Vince already sent me the tune and the cable is being shipped tomorow so i should get it by thursday.


----------



## dennisu (Jun 17, 2011)

*TGreyCruze*

Mines in and installed. Big difference when heavy on the throttle. The transmission shifting is the most notable thing with it holding in gear at a lower rpm using increased engine torque and not upshifting which gives better mileage. Also the shifts are harder when in manual.


----------



## TGreyCruze (Feb 21, 2011)

Man i cant wait till i install it. I hope they have my right tranny since there are 3 different versions and that might take a bit of going back and forth to figure out which one he said. 





dennisu said:


> *TGreyCruze*
> 
> Mines in and installed. Big difference when heavy on the throttle. The transmission shifting is the most notable thing with it holding in gear at a lower rpm using increased engine torque and not upshifting which gives better mileage. Also the shifts are harder when in manual.


----------



## TGreyCruze (Feb 21, 2011)

I got the cable and my friend is bringing his laptop. Hopefully i dont run into any problems and im able to tune it tonight.


----------



## gman19 (Apr 5, 2011)

TGreyCruze said:


> Man i cant wait till i install it. I hope they have my right tranny since there are 3 different versions and that might take a bit of going back and forth to figure out which one he said.

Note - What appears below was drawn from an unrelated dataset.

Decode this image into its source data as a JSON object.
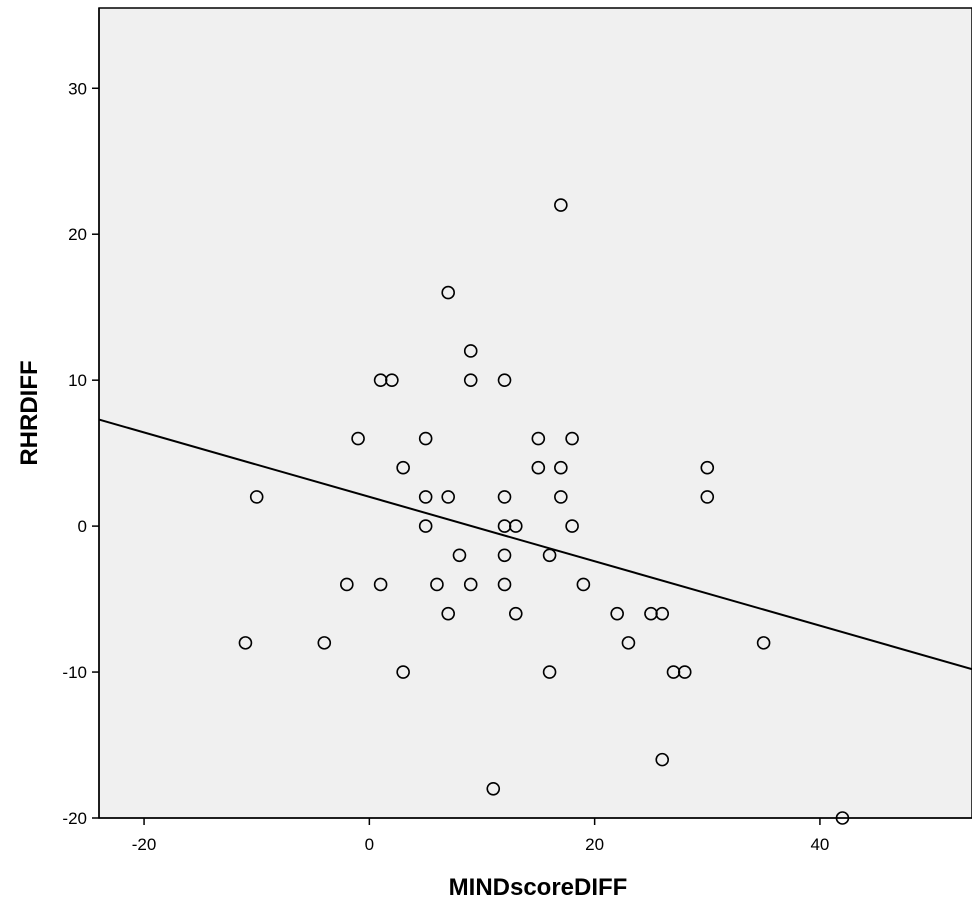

3 trannys....I assume refers to 2011 models exclusively. The 6AT was changed somewhat for the 2012 model year. I picked mine up Tuesday evening. Is a different tune required for the 2012 6AT...if so then I guess there are 4 tranny possibilities across the Cruze line now.


----------



## FieroItaliano85 (Aug 5, 2011)

I bought my tune yesterday, still waiting for it and the tactrix cable. I am very excited to see how much faster it will be!!!


----------



## TGreyCruze (Feb 21, 2011)

I did a new post and write up on my tune. Let me know. Im still going to run a stock one and do a vid when i have the time.


----------